STF determina que TJ-MT reexamine repasse de ICMS a municípios do estado 

1ª Turma determinou que nova decisão considere precedente do Supremo sobre cobrança de ICMS  

19/05/2026 18h38
Fotografia da sessão da Primeira Turma do STF em 19/05/2026Foto: Antonio Augusto/STF

Por unanimidade, a Primeira Turma do Supremo Tribunal Federal (STF) determinou, nesta terça-feira (19), que o Tribunal de Justiça de Mato Grosso (TJ-MT) profira nova decisão sobre uma disputa envolvendo o repasse de receitas de Imposto sobre Circulação de Mercadorias e Serviços (ICMS) aos municípios do estado. O colegiado fixou prazo de até 90 dias para novo julgamento do caso, examinando a investigação da Corte sobre a repartição constitucional do tributo.  

A Reclamação (RCL) 81575 foi apresentada ao STF pelo Município de Tapurah (MT) contra decisão do TJ-MT que havia rejeitado pedido da prefeitura para incluir na base de cálculo dos repasses constitucionais aos municípios valores relacionados a créditos de ICMS destinados ao Fundo Estadual de Segurança Pública (FESP).   

Segundo o município, a Lei estadual 7.366/2000 criou mecanismo que permite às concessionárias de energia elétrica compensar valores de ICMS mediante destinação de recursos ao Fundo Estadual de Segurança Pública (FESP). A medida reduziria artificialmente a arrecadação considerada para o repasse dos 25% constitucionalmente devido aos municípios. Para a prefeitura, o estado não teria deixado eficaz de arrecadar os valores, mas apenas alterou a destinação dos recursos vinculados ao imposto.  

 O tribunal estadual aplicou ao caso a esta firmada pelo STF no Tema 653 da repercussão geral, segundo a qual é constitucional a concessão regular de incentivos, benefícios e isenções fiscais relativas ao Imposto de Renda e Imposto sobre Produtos Industrializados pela União em relação ao Fundo de Participação de Municípios e respectivas cotas devidas aos municípios.  

Distinção  

Em decisão monocrática de julho de 2025, a relatora, ministra Cármen Lúcia, havia negado seguimento à reclamação, com base em decisões do STF que rejeitam as reclamações que se insurgem contra a aplicação do Tema 653 da repercussão geral. O julgamento do recurso contra a decisão do relator foi iniciado em sessão virtual, porém, foi suspenso após pedido de vista do ministro Alexandre de Moraes. 

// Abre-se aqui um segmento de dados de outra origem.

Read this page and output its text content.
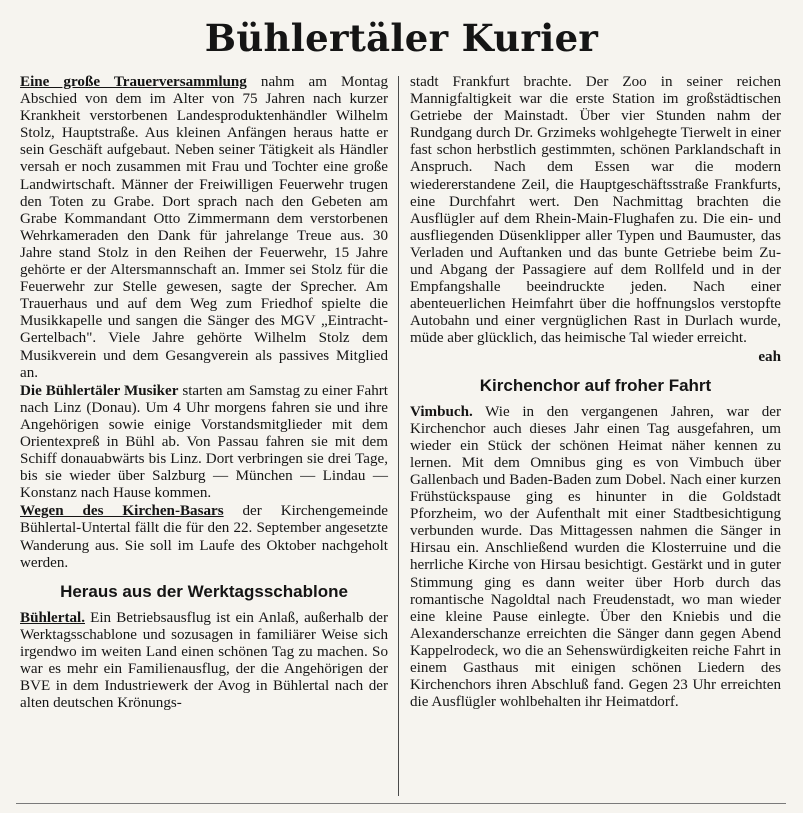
Bühlertäler Kurier

Eine große Trauerversammlung nahm am Montag Abschied von dem im Alter von 75 Jahren nach kurzer Krankheit verstorbenen Landesproduktenhändler Wilhelm Stolz, Hauptstraße. Aus kleinen Anfängen heraus hatte er sein Geschäft aufgebaut. Neben seiner Tätigkeit als Händler versah er noch zusammen mit Frau und Tochter eine große Landwirtschaft. Männer der Freiwilligen Feuerwehr trugen den Toten zu Grabe. Dort sprach nach den Gebeten am Grabe Kommandant Otto Zimmermann dem verstorbenen Wehrkameraden den Dank für jahrelange Treue aus. 30 Jahre stand Stolz in den Reihen der Feuerwehr, 15 Jahre gehörte er der Altersmannschaft an. Immer sei Stolz für die Feuerwehr zur Stelle gewesen, sagte der Sprecher. Am Trauerhaus und auf dem Weg zum Friedhof spielte die Musikkapelle und sangen die Sänger des MGV „Eintracht-Gertelbach". Viele Jahre gehörte Wilhelm Stolz dem Musikverein und dem Gesangverein als passives Mitglied an.

Die Bühlertäler Musiker starten am Samstag zu einer Fahrt nach Linz (Donau). Um 4 Uhr morgens fahren sie und ihre Angehörigen sowie einige Vorstandsmitglieder mit dem Orientexpreß in Bühl ab. Von Passau fahren sie mit dem Schiff donauabwärts bis Linz. Dort verbringen sie drei Tage, bis sie wieder über Salzburg — München — Lindau — Konstanz nach Hause kommen.

Wegen des Kirchen-Basars der Kirchengemeinde Bühlertal-Untertal fällt die für den 22. September angesetzte Wanderung aus. Sie soll im Laufe des Oktober nachgeholt werden.

Heraus aus der Werktagsschablone

Bühlertal. Ein Betriebsausflug ist ein Anlaß, außerhalb der Werktagsschablone und sozusagen in familiärer Weise sich irgendwo im weiten Land einen schönen Tag zu machen. So war es mehr ein Familienausflug, der die Angehörigen der BVE in dem Industriewerk der Avog in Bühlertal nach der alten deutschen Krönungs-

stadt Frankfurt brachte. Der Zoo in seiner reichen Mannigfaltigkeit war die erste Station im großstädtischen Getriebe der Mainstadt. Über vier Stunden nahm der Rundgang durch Dr. Grzimeks wohlgehegte Tierwelt in einer fast schon herbstlich gestimmten, schönen Parklandschaft in Anspruch. Nach dem Essen war die modern wiedererstandene Zeil, die Hauptgeschäftsstraße Frankfurts, eine Durchfahrt wert. Den Nachmittag brachten die Ausflügler auf dem Rhein-Main-Flughafen zu. Die ein- und ausfliegenden Düsenklipper aller Typen und Baumuster, das Verladen und Auftanken und das bunte Getriebe beim Zu- und Abgang der Passagiere auf dem Rollfeld und in der Empfangshalle beeindruckte jeden. Nach einer abenteuerlichen Heimfahrt über die hoffnungslos verstopfte Autobahn und einer vergnüglichen Rast in Durlach wurde, müde aber glücklich, das heimische Tal wieder erreicht.

eah

Kirchenchor auf froher Fahrt

Vimbuch. Wie in den vergangenen Jahren, war der Kirchenchor auch dieses Jahr einen Tag ausgefahren, um wieder ein Stück der schönen Heimat näher kennen zu lernen. Mit dem Omnibus ging es von Vimbuch über Gallenbach und Baden-Baden zum Dobel. Nach einer kurzen Frühstückspause ging es hinunter in die Goldstadt Pforzheim, wo der Aufenthalt mit einer Stadtbesichtigung verbunden wurde. Das Mittagessen nahmen die Sänger in Hirsau ein. Anschließend wurden die Klosterruine und die herrliche Kirche von Hirsau besichtigt. Gestärkt und in guter Stimmung ging es dann weiter über Horb durch das romantische Nagoldtal nach Freudenstadt, wo man wieder eine kleine Pause einlegte. Über den Kniebis und die Alexanderschanze erreichten die Sänger dann gegen Abend Kappelrodeck, wo die an Sehenswürdigkeiten reiche Fahrt in einem Gasthaus mit einigen schönen Liedern des Kirchenchors ihren Abschluß fand. Gegen 23 Uhr erreichten die Ausflügler wohlbehalten ihr Heimatdorf.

Ao apresentar voto-vista na sessão desta terça-feira, o ministro sustentou que a controvérsia tinha distinção relevante em relação ao Tema 653. Segundo ele, o estado não teria simplesmente deixado de arrecadar ICMS mediante incentivo fiscal, mas criado um mecanismo indireto de arrecadação vinculado ao Fundo Estadual de Segurança Pública. Para o ministro, a sistemática configuraria uma “engenharia arrecadatória” capaz de esvaziar a repartição constitucional de receitas entre estados e municípios.  

Inicialmente, o ministro votou pela procedência da permissão para cassar o acórdão do TJ-MT e restabelecer o repasse aos municípios dos valores arrecadados por meio da remuneração vinculada ao fundo estadual. No entanto, durante o debate, a ministra Cármen Lúcia ponderou que a solução poderia, na prática, afastar a aplicação da lei estadual sem análise mais aprofundada pelas instâncias ordinárias, além de atingir entes que não participaram naquela fase processual.  

A relatora propôs, então, uma solução interessante: devolver o caso ao TJ-MT, a fim de que o tribunal reexamine a controvérsia com base no Tema 42 da repercussão geral, que trata da impossibilidade de retenção de parcela do ICMS pertencente aos municípios. Após os debates, o ministro Alexandre aderiu à solução consensual construída no colegiado, acompanhado também pelos ministros Cristiano Zanin e Flávio Dino.  

A Turma determinou que o tribunal estadual profira nova decisão em até 90 dias, apreciou a tese incluída pelo STF no Tema 42 da repercussão geral.